Крылья ветряка надо было остановить вертикально или горизонтально, а не так, как они простерлись теперь: наискось по срубу. В этом их положении скрывалось что-то беспокойное и ненужное людям, будто они нет-нет да и «оживают» и вертятся одни, без мирошника.

Ненужное людям… Если бы на свете существовало только то, что им нужно. Кому нужно было то, что случилось тогда? Советской власти? Дяде Мирону? Мне? А вот случилось же!..

Первую ночь в больнице я просидел в коридоре. «Доктора нетути и местов тоже», – сказал сторож. Он лежал на двух составленных скамейках, и на его ногах, протянутых к открытому жерлу печки, вонюче испарялись мокрые валенки. Меня бил озноб и чох, а сторож каждый раз протяжно и блаженно приговаривал:

– Будь здоро-ов, Иван Петро-ов!

А в следующий раз:

– Корову веде-ешь!

И потом:

– Здорово живе-ешь!

Утром коридор до отказа заполнился больным людом из деревень района. Мне хотелось есть и спать, и я дремал в углу, сидя на корточках. Там и нашел меня перепуганный чем-то старичок доктор, закутанный в халат из суровой холстины.

– Ты, случайно, не Кузьма Останков? – свистящим шепотом спросил он, наклонясь ко мне.

– Кузьма, – так же шепотом ответил я.

– Из Ракитного? Что ж ты, голубчик! Тебя ищут, а ты…

Он взял меня за руку, и я ощутил дрожь и липкую влажность его холодных пальцев. Через расступившуюся толпу больных мы прошли в приемную комнату. У окна спиной к нам стоял кто-то в длинном кожаном пальто, а за столом сидел маленький румяно-красивый человек в волчьей дохе и фуражке.

– Так что ж вы морочите нам голову?! – тоненько крикнул он, мученически глядя под ноги доктору. – Я же сам распорядился отправить его сюда! Вчера днем распорядился!

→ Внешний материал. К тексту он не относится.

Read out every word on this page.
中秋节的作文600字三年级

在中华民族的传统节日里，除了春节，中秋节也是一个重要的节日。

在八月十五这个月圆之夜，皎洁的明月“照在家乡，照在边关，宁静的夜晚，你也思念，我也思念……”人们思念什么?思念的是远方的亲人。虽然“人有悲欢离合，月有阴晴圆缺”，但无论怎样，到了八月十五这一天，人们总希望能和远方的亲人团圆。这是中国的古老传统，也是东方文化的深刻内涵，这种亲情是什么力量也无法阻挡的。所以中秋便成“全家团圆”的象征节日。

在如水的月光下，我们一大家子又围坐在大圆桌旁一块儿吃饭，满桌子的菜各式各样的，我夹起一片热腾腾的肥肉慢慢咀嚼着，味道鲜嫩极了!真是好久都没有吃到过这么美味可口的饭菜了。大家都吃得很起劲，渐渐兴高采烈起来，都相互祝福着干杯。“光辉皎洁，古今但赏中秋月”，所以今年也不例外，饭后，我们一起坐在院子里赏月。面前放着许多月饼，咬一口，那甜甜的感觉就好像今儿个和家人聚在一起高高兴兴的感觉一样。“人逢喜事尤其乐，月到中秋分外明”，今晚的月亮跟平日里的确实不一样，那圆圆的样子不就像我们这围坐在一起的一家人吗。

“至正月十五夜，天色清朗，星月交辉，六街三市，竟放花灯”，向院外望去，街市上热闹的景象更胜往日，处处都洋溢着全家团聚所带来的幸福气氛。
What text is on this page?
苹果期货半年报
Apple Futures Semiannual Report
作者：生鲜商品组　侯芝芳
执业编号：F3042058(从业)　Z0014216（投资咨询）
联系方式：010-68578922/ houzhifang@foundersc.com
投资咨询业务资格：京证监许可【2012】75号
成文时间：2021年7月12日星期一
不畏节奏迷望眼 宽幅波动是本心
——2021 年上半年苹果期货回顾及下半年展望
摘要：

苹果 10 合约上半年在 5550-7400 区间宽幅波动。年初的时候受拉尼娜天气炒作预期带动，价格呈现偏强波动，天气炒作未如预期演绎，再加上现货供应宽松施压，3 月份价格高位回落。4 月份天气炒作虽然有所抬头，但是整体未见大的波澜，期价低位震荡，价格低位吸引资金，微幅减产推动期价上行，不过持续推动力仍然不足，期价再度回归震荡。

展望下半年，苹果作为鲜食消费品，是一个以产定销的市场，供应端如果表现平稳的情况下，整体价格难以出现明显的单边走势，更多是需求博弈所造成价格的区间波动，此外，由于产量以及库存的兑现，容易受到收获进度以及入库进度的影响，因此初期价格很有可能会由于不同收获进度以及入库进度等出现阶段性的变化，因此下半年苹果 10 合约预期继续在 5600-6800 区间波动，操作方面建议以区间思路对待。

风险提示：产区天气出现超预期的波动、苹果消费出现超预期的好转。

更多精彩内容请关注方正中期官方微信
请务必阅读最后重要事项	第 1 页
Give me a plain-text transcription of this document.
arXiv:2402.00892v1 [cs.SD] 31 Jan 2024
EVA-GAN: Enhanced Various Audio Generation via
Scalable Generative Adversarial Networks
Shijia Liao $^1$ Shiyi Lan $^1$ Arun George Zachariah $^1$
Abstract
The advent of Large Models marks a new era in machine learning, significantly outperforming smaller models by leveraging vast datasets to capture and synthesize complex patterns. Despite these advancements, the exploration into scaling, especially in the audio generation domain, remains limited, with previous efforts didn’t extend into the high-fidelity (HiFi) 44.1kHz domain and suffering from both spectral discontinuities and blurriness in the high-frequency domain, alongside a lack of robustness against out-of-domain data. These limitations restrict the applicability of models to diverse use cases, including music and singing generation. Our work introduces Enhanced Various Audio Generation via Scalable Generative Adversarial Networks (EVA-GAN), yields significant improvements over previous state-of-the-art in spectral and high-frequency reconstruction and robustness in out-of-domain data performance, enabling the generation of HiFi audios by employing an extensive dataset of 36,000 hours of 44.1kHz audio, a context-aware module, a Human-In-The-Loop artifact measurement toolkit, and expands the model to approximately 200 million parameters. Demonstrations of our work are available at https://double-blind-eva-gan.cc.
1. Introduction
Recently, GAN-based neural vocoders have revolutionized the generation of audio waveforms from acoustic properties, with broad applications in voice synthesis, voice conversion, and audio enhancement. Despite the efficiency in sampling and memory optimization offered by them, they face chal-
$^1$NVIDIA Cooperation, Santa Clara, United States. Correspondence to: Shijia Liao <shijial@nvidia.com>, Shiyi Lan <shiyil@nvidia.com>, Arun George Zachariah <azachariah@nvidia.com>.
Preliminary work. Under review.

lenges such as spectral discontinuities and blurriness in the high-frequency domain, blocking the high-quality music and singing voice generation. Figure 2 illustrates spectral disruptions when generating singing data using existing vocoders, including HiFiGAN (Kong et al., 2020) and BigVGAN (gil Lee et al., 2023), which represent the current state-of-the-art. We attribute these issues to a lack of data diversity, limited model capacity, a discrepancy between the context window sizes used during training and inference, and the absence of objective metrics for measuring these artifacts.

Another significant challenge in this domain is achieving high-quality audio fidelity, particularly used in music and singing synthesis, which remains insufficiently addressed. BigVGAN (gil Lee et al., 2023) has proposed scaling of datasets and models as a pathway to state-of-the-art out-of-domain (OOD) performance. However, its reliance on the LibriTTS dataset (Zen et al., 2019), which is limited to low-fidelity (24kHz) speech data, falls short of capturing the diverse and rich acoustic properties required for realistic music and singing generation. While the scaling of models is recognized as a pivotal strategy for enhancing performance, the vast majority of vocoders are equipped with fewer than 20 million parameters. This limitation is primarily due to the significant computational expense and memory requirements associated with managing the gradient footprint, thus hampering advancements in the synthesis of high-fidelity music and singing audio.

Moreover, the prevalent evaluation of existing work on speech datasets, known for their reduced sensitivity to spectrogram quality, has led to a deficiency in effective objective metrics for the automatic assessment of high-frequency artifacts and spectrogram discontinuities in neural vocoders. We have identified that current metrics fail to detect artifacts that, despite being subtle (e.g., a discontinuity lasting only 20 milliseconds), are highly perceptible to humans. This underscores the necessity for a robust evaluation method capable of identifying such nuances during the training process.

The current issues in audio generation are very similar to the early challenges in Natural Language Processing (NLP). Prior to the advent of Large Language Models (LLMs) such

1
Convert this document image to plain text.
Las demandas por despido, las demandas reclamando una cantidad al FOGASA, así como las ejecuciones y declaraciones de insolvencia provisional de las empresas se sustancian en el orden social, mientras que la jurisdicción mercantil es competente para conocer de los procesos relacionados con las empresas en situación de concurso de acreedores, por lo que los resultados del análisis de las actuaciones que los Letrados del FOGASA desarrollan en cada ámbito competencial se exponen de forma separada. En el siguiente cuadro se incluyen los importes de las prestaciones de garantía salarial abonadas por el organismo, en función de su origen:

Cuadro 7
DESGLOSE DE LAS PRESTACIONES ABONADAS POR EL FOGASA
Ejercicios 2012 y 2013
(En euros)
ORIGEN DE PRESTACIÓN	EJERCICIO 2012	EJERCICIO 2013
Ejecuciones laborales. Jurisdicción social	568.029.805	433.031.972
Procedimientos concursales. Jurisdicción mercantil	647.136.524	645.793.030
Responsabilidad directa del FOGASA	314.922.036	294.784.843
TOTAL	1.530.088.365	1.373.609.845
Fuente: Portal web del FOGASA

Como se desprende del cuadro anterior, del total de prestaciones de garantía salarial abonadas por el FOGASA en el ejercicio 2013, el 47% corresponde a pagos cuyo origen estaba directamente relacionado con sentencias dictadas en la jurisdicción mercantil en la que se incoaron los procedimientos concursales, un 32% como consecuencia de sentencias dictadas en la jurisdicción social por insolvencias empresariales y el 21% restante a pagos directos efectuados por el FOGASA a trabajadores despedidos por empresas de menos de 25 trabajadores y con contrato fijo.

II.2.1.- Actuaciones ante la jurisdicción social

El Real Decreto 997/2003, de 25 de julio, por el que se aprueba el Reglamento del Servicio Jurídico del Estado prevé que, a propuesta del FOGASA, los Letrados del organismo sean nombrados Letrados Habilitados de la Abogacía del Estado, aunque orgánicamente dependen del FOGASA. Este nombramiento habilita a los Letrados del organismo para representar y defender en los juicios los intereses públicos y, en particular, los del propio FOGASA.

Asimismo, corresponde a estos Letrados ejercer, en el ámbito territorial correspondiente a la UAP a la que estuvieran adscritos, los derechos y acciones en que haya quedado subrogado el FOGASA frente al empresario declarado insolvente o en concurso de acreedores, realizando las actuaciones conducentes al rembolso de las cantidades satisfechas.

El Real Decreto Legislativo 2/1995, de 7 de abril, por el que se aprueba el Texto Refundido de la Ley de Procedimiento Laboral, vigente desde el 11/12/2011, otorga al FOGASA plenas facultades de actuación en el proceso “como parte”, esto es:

– Видите ли, товарищ Косьянкин, – жалующе заговорил доктор, все еще не выпуская моей руки, – я, как изволите знать, один тут…

– Ничего мы не изволим знать! Давайте быстрее заключение!

Это сказал не Косьянкин, а тот, который стоял у окна. Доктор приказал мне раздеться и холодными пальцами начал крепко и гулко постукивать по моим ребрам.

– Это вы после, – капризно сказал Косьянкин. – Исследуйте сначала рану.

– Рану? – спросил доктор. – Где?

– На шее, – сказал тот, что был в кожанке.

– Ах, вот это? – доктор погладил ладонью мою царапину, и она зачесалась, но больно мне не было. – Это не опасно. До свадьбы заживет, – сказал он мне и улыбнулся.

– Как называется такая рана по-медицински? – нетерпеливо-обиженно спросил Косьянкин.

– Ну… линейная, если хотите… резаная, – пробормотал доктор. Тогда тот, который был в кожаном пальто, сказал: «Яс-сно», а Косьянкин страдальческим голосом, будто это не меня, а его оцарапало льдиной, распорядился «обеспечить» за мной в больнице «большевистский уход». Ни Косьянкин, ни человек в кожанке ни разу не взглянули мне в лицо, и я чувствовал себя виноватым перед ними.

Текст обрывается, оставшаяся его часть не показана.